Almost all services on seven of the country’s 34 train operators were cancelled, including regional networks for southeast and eastern England as well as long-distance lines linking London with southwest England, northeast England and Edinburgh.
Soaring inflation and patchy wage rises have exacerbated labour tensions across sectors including postal services, health, schools, airports and the judiciary.
Britain’s train services are mostly run on a for-profit basis by foreign state-owned rail companies which receive short-term contracts and operating subsidies from the government. Those subsidies ballooned as passengers stayed home during the COVID-19 pandemic.
ASLEF General Secretary Mick Whelan said the franchise agreements typically only provided for two percent pay rises for drivers.
“At this time of the cost of living crisis we believe this Catch-22 situation can’t go on,” Whelan told BBC radio.
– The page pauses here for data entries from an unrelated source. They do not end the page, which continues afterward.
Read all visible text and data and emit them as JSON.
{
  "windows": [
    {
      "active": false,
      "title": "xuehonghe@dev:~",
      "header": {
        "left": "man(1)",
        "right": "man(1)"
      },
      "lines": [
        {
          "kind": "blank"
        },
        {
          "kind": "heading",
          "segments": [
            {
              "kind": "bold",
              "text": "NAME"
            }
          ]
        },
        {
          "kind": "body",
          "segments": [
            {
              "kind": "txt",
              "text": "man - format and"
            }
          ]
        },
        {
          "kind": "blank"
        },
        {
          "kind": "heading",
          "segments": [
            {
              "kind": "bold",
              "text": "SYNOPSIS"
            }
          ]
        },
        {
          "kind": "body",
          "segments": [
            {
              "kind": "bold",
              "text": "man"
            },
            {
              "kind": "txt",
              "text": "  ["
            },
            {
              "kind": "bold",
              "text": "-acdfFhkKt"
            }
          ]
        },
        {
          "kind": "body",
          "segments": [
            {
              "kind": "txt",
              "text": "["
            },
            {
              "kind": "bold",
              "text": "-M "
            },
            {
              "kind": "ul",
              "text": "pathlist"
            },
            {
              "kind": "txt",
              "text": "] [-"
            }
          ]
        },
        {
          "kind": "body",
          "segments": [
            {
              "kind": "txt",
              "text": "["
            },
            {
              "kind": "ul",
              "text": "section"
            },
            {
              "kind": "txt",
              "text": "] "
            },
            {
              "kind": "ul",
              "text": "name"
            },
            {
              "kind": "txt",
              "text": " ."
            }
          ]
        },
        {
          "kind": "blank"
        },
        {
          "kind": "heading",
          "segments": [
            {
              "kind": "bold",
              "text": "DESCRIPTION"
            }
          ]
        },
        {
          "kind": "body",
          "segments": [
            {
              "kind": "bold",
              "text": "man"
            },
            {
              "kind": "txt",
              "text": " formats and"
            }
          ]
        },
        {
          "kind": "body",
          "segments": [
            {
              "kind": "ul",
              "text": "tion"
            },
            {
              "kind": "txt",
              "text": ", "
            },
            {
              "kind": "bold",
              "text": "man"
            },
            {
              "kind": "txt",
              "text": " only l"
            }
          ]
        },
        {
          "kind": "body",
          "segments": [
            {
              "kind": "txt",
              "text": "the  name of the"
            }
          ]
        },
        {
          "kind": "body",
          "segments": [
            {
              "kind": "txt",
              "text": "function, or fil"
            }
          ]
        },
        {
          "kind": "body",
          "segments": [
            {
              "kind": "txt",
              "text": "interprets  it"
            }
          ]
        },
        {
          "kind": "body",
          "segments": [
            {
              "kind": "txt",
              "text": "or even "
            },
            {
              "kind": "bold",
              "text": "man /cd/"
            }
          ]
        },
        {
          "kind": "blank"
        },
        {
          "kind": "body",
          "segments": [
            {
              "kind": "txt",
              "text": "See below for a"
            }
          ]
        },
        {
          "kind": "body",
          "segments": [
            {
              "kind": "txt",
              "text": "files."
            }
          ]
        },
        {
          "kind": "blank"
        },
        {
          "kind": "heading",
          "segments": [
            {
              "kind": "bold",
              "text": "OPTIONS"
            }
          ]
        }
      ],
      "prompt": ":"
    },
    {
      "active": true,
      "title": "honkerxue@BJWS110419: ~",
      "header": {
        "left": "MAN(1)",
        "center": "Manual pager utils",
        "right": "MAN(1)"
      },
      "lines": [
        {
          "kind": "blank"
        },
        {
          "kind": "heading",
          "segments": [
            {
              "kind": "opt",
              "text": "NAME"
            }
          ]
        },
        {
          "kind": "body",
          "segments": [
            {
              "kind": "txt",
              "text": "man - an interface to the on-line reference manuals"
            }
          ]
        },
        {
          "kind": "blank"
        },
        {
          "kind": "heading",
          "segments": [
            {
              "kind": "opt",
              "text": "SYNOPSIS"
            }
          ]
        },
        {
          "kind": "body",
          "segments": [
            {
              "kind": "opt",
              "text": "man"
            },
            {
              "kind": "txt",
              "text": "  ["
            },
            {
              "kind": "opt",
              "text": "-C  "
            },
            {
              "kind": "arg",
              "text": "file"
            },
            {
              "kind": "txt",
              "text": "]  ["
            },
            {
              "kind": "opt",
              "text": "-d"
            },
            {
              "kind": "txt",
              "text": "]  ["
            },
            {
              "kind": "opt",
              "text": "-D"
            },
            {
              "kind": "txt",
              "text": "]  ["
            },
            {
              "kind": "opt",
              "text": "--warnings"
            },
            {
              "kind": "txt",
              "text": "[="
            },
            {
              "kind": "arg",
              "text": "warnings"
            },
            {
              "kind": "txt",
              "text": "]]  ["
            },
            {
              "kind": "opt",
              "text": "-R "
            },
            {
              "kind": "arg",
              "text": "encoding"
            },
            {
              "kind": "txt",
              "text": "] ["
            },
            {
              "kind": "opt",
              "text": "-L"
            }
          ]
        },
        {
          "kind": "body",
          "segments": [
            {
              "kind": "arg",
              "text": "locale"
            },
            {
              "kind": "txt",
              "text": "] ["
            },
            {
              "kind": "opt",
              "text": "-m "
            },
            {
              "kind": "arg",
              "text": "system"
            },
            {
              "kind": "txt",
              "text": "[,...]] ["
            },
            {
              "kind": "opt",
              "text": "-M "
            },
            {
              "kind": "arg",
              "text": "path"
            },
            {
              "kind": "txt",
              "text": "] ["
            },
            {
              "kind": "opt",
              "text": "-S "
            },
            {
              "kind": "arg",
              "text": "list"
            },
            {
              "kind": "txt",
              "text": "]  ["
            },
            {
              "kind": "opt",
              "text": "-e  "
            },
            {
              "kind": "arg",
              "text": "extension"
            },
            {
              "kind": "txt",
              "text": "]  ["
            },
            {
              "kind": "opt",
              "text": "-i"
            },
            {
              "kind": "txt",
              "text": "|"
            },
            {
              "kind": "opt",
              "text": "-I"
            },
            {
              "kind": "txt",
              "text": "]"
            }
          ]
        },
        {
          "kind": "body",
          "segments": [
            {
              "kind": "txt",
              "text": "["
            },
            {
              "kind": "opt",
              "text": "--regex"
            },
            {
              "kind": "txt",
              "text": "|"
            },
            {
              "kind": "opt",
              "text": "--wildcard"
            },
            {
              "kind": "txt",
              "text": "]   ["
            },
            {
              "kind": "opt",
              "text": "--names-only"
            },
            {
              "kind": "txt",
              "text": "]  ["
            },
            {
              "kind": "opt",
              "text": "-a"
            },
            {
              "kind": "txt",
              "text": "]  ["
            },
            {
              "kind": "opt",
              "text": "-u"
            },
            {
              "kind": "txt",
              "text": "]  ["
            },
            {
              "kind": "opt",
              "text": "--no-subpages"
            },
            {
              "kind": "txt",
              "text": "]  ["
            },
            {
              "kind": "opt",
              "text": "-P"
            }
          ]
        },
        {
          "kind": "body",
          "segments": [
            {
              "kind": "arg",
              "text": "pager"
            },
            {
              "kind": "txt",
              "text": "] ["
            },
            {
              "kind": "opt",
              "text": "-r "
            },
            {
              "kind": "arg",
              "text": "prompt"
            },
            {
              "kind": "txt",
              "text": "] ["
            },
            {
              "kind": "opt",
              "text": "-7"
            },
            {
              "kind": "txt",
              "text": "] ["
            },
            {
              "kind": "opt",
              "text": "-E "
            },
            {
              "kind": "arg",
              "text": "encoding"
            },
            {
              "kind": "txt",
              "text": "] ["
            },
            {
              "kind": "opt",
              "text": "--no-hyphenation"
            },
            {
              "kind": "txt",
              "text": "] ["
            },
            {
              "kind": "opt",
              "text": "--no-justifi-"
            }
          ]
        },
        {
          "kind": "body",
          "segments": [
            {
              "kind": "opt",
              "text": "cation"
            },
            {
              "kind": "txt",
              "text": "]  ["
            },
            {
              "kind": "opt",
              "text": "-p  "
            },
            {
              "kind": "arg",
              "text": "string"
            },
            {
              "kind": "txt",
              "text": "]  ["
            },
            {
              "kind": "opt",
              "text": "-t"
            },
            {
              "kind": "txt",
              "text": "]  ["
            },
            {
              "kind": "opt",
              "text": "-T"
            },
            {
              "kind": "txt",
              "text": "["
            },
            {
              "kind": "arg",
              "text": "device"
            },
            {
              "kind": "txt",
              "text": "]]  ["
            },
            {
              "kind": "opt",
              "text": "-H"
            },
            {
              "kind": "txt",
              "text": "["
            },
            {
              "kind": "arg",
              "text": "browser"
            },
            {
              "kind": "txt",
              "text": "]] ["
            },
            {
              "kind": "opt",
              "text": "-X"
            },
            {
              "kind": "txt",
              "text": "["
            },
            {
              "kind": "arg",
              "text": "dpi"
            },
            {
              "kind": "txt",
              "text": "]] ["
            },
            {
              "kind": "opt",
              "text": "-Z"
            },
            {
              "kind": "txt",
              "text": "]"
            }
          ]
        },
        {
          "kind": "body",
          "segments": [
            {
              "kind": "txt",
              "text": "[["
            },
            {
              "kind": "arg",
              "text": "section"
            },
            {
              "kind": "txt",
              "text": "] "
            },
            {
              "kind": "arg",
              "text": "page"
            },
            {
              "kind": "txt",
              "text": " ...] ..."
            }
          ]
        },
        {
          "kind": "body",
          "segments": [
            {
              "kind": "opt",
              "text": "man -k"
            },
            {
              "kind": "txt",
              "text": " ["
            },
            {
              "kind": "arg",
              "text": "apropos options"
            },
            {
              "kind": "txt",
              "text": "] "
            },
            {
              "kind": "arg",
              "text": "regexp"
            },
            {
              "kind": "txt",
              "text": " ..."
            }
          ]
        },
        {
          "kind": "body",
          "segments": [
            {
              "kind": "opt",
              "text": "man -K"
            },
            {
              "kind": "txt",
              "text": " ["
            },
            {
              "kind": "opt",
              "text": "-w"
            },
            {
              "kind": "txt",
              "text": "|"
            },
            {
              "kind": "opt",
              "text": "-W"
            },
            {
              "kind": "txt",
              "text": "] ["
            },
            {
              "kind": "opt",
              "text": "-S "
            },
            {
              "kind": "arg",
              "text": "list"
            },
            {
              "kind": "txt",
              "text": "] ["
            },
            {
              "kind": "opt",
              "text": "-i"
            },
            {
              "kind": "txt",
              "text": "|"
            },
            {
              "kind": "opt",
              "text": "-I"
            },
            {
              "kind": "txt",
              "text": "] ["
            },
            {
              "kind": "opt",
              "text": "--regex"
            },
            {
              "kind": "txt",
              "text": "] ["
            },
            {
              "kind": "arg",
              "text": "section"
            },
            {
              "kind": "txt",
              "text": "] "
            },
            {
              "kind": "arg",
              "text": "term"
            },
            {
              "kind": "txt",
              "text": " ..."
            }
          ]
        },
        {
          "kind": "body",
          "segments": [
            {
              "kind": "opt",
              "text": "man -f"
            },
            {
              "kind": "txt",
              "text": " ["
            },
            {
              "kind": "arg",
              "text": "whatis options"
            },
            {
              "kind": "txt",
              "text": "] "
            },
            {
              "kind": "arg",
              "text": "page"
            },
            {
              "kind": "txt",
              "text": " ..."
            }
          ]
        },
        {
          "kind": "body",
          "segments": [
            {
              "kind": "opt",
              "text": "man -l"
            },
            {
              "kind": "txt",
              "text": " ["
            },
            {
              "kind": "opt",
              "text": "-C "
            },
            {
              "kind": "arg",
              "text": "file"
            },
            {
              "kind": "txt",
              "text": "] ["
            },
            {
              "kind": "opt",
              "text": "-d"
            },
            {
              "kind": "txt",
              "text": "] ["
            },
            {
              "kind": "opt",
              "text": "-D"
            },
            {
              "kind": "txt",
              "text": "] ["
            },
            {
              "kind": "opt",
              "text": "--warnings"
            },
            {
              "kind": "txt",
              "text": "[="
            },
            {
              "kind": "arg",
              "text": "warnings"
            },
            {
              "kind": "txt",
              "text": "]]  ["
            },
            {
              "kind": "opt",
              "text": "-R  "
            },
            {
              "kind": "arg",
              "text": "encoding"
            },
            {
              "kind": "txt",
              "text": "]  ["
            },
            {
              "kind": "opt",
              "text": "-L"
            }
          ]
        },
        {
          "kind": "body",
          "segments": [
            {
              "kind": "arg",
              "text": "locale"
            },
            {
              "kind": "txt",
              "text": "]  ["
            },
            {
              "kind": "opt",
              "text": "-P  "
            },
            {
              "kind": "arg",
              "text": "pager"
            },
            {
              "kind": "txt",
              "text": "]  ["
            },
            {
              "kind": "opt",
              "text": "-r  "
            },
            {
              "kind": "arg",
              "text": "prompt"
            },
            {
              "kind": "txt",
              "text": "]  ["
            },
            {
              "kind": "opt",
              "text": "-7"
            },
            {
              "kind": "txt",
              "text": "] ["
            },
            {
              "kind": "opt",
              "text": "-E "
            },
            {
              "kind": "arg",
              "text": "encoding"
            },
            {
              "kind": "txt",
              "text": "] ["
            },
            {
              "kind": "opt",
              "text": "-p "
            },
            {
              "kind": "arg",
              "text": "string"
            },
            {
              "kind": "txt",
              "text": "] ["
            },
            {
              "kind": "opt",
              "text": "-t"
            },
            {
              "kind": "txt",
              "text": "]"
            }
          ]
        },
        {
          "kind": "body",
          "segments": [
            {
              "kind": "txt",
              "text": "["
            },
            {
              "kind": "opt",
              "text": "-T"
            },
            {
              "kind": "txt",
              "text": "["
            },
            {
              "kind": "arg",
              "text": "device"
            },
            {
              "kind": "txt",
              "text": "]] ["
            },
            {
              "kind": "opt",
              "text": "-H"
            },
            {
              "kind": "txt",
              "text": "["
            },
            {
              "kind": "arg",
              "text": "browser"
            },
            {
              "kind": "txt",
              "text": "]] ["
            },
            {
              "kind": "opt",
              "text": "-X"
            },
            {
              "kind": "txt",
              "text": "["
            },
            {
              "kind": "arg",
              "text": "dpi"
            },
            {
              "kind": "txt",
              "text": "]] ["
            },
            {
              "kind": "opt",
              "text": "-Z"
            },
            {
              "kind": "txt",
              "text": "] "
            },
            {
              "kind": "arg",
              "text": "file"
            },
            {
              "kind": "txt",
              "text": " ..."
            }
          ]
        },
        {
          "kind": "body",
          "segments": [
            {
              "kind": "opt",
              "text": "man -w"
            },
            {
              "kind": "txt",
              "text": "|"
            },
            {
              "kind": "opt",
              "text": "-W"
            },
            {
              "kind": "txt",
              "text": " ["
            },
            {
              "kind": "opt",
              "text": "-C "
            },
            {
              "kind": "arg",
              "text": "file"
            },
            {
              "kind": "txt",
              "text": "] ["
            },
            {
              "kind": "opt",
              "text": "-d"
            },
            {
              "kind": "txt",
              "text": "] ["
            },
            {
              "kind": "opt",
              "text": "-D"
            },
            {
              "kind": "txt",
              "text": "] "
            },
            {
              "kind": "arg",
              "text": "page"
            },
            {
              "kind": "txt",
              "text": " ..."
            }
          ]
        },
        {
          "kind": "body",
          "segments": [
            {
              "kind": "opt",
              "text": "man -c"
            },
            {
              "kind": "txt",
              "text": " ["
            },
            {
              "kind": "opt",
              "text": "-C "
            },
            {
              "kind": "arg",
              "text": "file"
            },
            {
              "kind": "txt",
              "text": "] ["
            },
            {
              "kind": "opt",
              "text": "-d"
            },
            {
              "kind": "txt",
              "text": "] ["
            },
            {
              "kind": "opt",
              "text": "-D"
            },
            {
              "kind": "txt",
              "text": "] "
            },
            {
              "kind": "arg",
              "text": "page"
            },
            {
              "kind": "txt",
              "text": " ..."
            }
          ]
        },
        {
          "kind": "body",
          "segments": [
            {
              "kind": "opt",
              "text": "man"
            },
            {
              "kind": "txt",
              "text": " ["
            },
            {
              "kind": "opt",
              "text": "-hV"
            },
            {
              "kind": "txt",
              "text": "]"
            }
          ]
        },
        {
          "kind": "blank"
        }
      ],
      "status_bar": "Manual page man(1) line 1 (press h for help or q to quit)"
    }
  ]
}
Steve Montgomery, managing director of rail operator First Rail and chair of the industry-wide Rail Delivery Group, said operators would give bigger pay rises only if train drivers agreed to changes in working practices that would save money.
“We’re not saying to people ‘work longer hours’, but to be more productive within the hours they currently have,” he said.
ASLEF plans to hold another one-day strike on August 13.
Wednesday’s strike was organised by the RMT and TSSA unions, which represent other rail staff.
Britain’s consumer price inflation is currently 9.4 percent, the highest among the Group of Seven (G7) economies.
Millions of workers – including police, doctors and teachers – received below-inflation pay rises as part of an annual pay review for public-sector staff.
Ministers have warned of the danger of a wage-price spiral, while unions have demanded bigger raises for their members.
In June, about 40,000 cleaners, signallers, maintenance workers and station staff held a first 24-hour strike, which marked the biggest collective action in decades.